The debate on the Western Sahara issue that took place on October 12 at the United Nations General Assembly in New York turned out in a bilateral Algerian-Moroccan debate so heated that the Algerian side went off its usual reservation and incautiously substituted itself to the Polisario.
According to sources present at the debate, the rage demonstrated by the Algerian representative in defending the Polisario has only confirmed what everyone already knew. Namely, that it is the Algerian regime which nurtures the Western Sahara conflict that it created four decades ago, at the height of the Cold War, with the aim of weakening Morocco.
However, if Algeria’s support to the Polisario in the 70s, alongside Libya’s Muammar Gaddafi, was understandable in the context of that time, today’s sponsorship of the separatist front means only one thing: the Algerian politico-military regime’s hegemonic aims in the region.

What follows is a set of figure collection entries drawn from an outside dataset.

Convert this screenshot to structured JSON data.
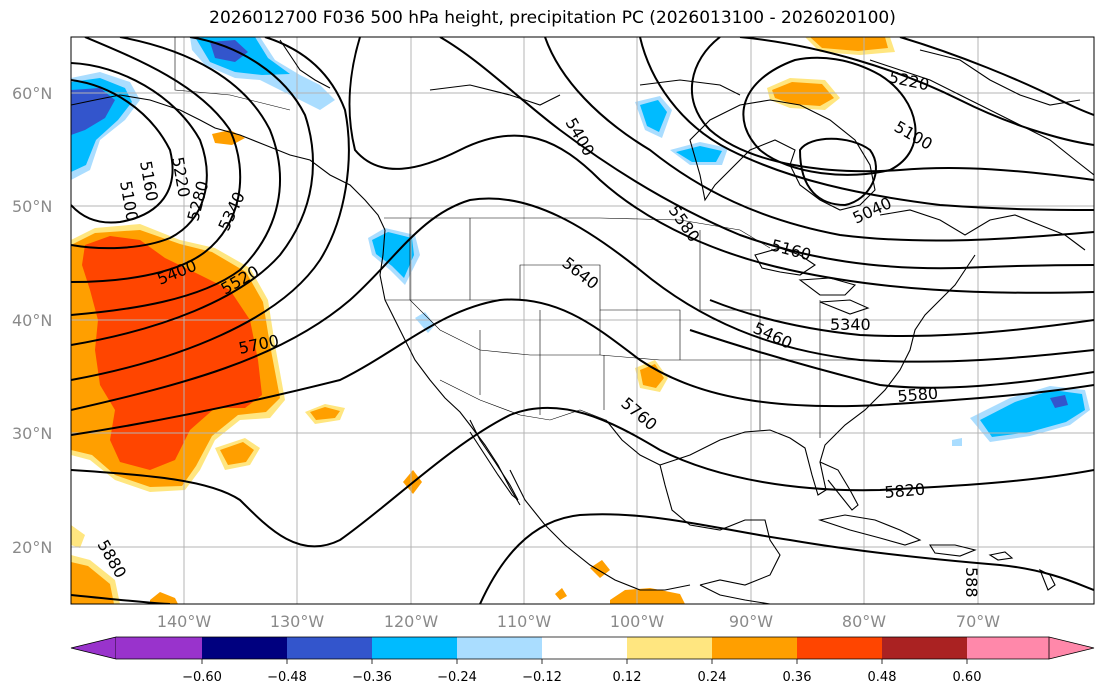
{
  "title": "2026012700 F036 500 hPa height, precipitation PC (2026013100 - 2026020100)",
  "map": {
    "lat_labels": [
      "60°N",
      "50°N",
      "40°N",
      "30°N",
      "20°N"
    ],
    "lon_labels": [
      "140°W",
      "130°W",
      "120°W",
      "110°W",
      "100°W",
      "90°W",
      "80°W",
      "70°W"
    ],
    "contour_labels": [
      "5100",
      "5160",
      "5220",
      "5280",
      "5340",
      "5400",
      "5520",
      "5700",
      "5880",
      "5400",
      "5580",
      "5640",
      "5760",
      "5220",
      "5100",
      "5040",
      "5160",
      "5460",
      "5340",
      "5580",
      "5820",
      "588"
    ]
  },
  "colorbar": {
    "tick_labels": [
      "−0.60",
      "−0.48",
      "−0.36",
      "−0.24",
      "−0.12",
      "0.12",
      "0.24",
      "0.36",
      "0.48",
      "0.60"
    ],
    "colors": [
      "#9933cc",
      "#00007f",
      "#3355cc",
      "#00bbff",
      "#aaddff",
      "#ffffff",
      "#ffe680",
      "#ff9f00",
      "#ff4500",
      "#aa2222",
      "#ff88aa"
    ]
  }
}
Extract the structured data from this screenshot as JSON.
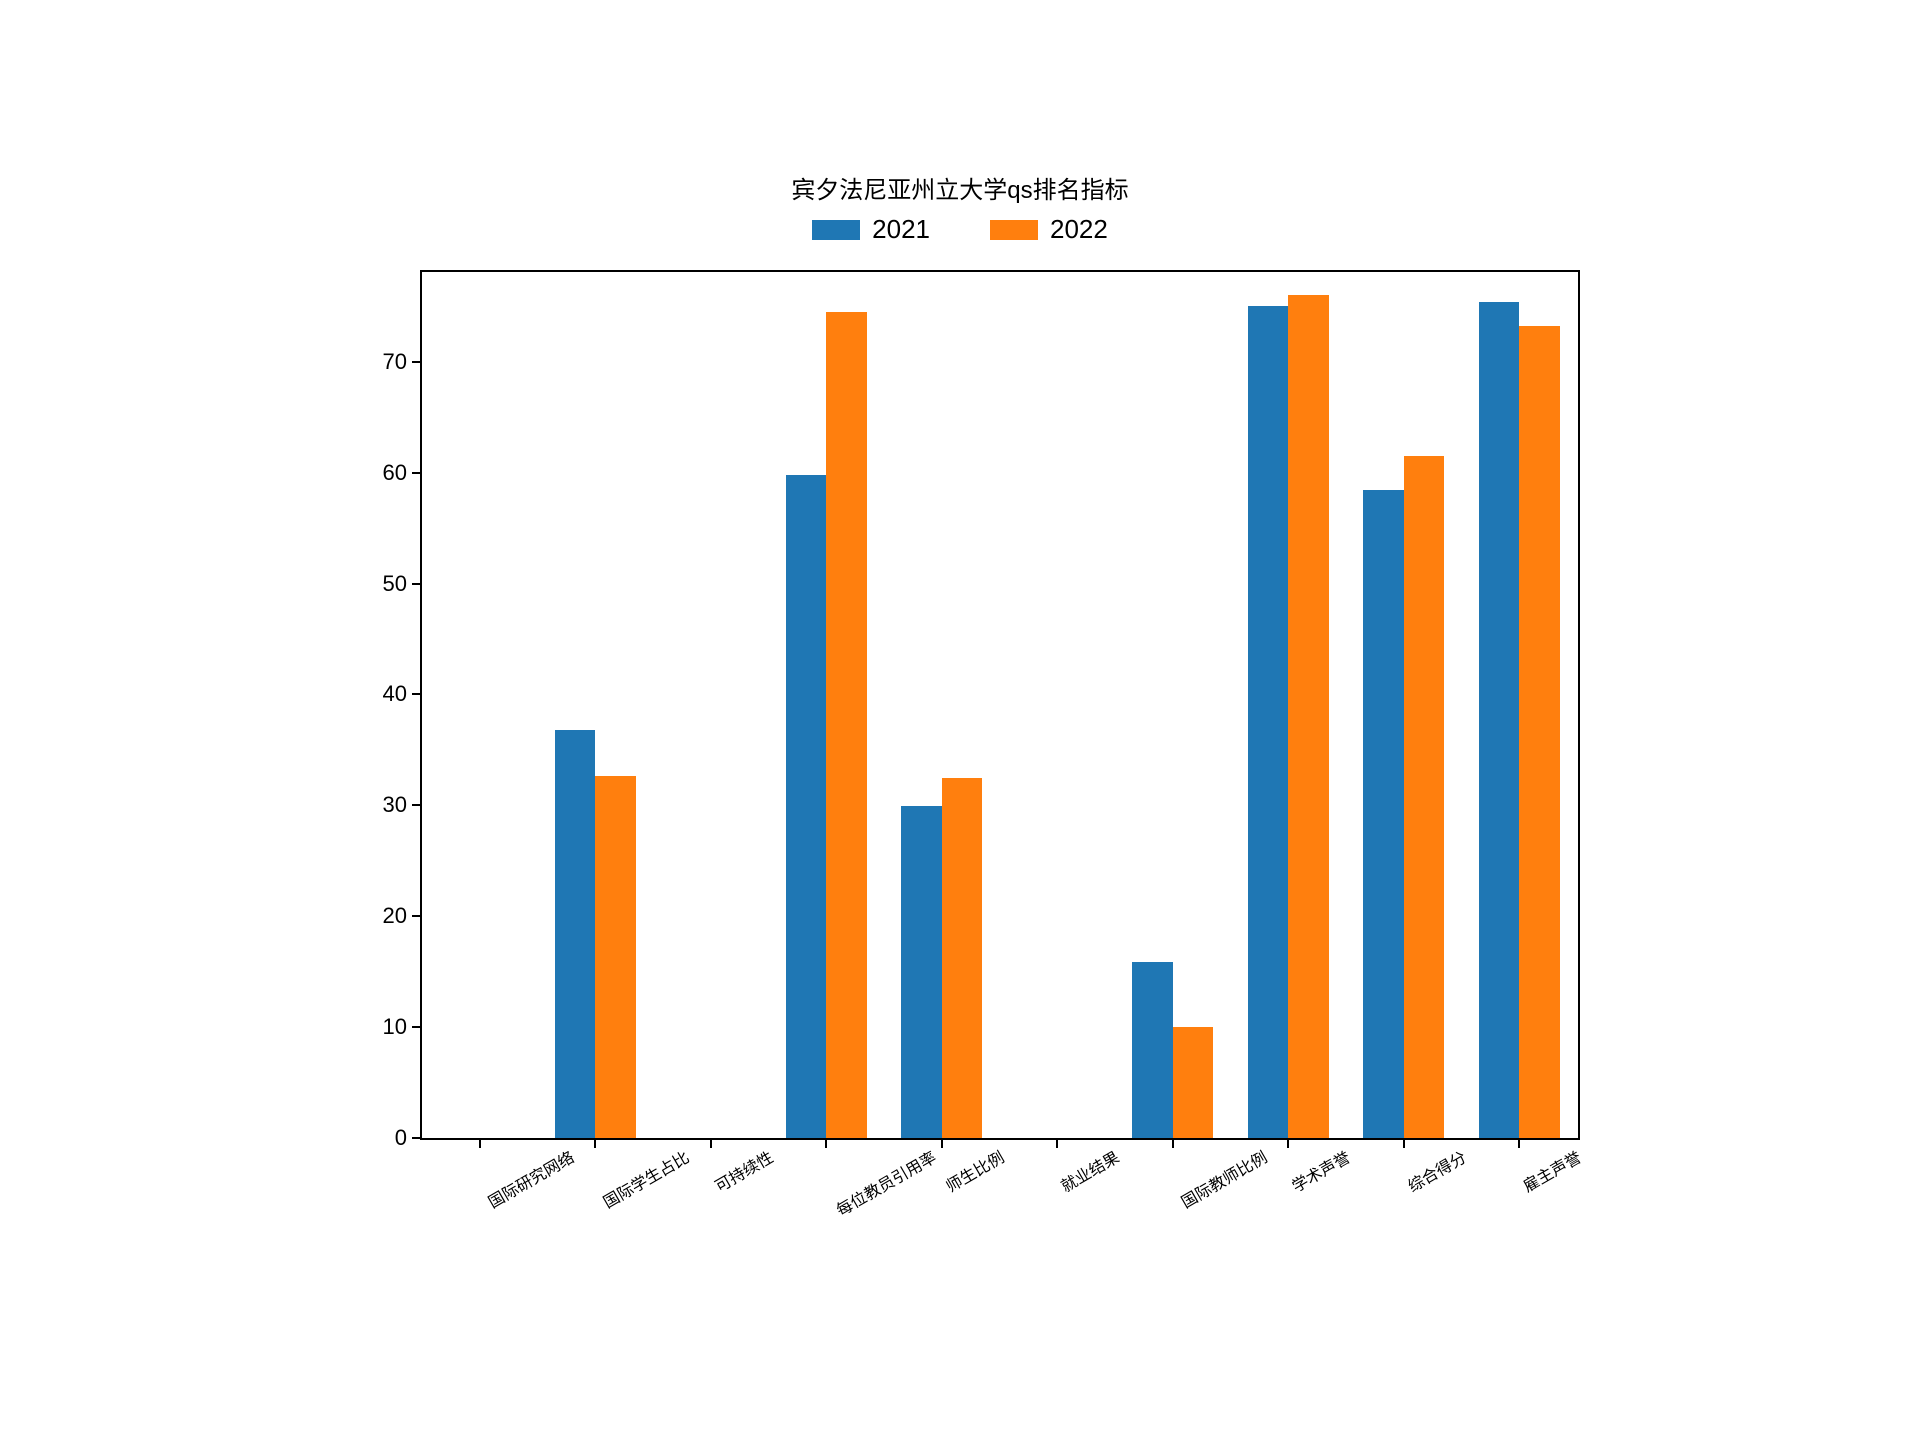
{
  "chart": {
    "type": "bar",
    "title": "宾夕法尼亚州立大学qs排名指标",
    "title_fontsize": 24,
    "title_color": "#000000",
    "background_color": "#ffffff",
    "plot_border_color": "#000000",
    "plot_border_width": 2.5,
    "categories": [
      "国际研究网络",
      "国际学生占比",
      "可持续性",
      "每位教员引用率",
      "师生比例",
      "就业结果",
      "国际教师比例",
      "学术声誉",
      "综合得分",
      "雇主声誉"
    ],
    "series": [
      {
        "name": "2021",
        "color": "#1f77b4",
        "values": [
          0,
          36.8,
          0,
          59.8,
          29.9,
          0,
          15.9,
          75.0,
          58.4,
          75.4
        ]
      },
      {
        "name": "2022",
        "color": "#ff7f0e",
        "values": [
          0,
          32.6,
          0,
          74.5,
          32.5,
          0,
          10.0,
          76.0,
          61.5,
          73.2
        ]
      }
    ],
    "ylim": [
      0,
      78
    ],
    "yticks": [
      0,
      10,
      20,
      30,
      40,
      50,
      60,
      70
    ],
    "ytick_fontsize": 22,
    "xtick_fontsize": 16,
    "xtick_rotation": -30,
    "legend_fontsize": 26,
    "bar_group_width": 0.7,
    "bar_width_ratio": 0.35
  }
}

Moreover, several participants who took the floor during the debate accused Algerian leaders of using the Sahrawis living in the Polisario-run Tindouf camps for their own political ends.
Stacy Pearson, president of Protected Future organization, has even claimed that the Sahrawis in the Tindouf camps in Algeria were “not refugees.” They are “prisoners without status.”
Addressing the participants in the debate of the General Assembly 4th committee, Stacy Pearson did not hesitate to say it high and clear: “It is now up to everyone to work for the release of the camps prisoners.” And in this respect, “your decision has not to appeal to Algeria, Morocco or the Polisario, but it is your responsibility to release these prisoners who have no choice.”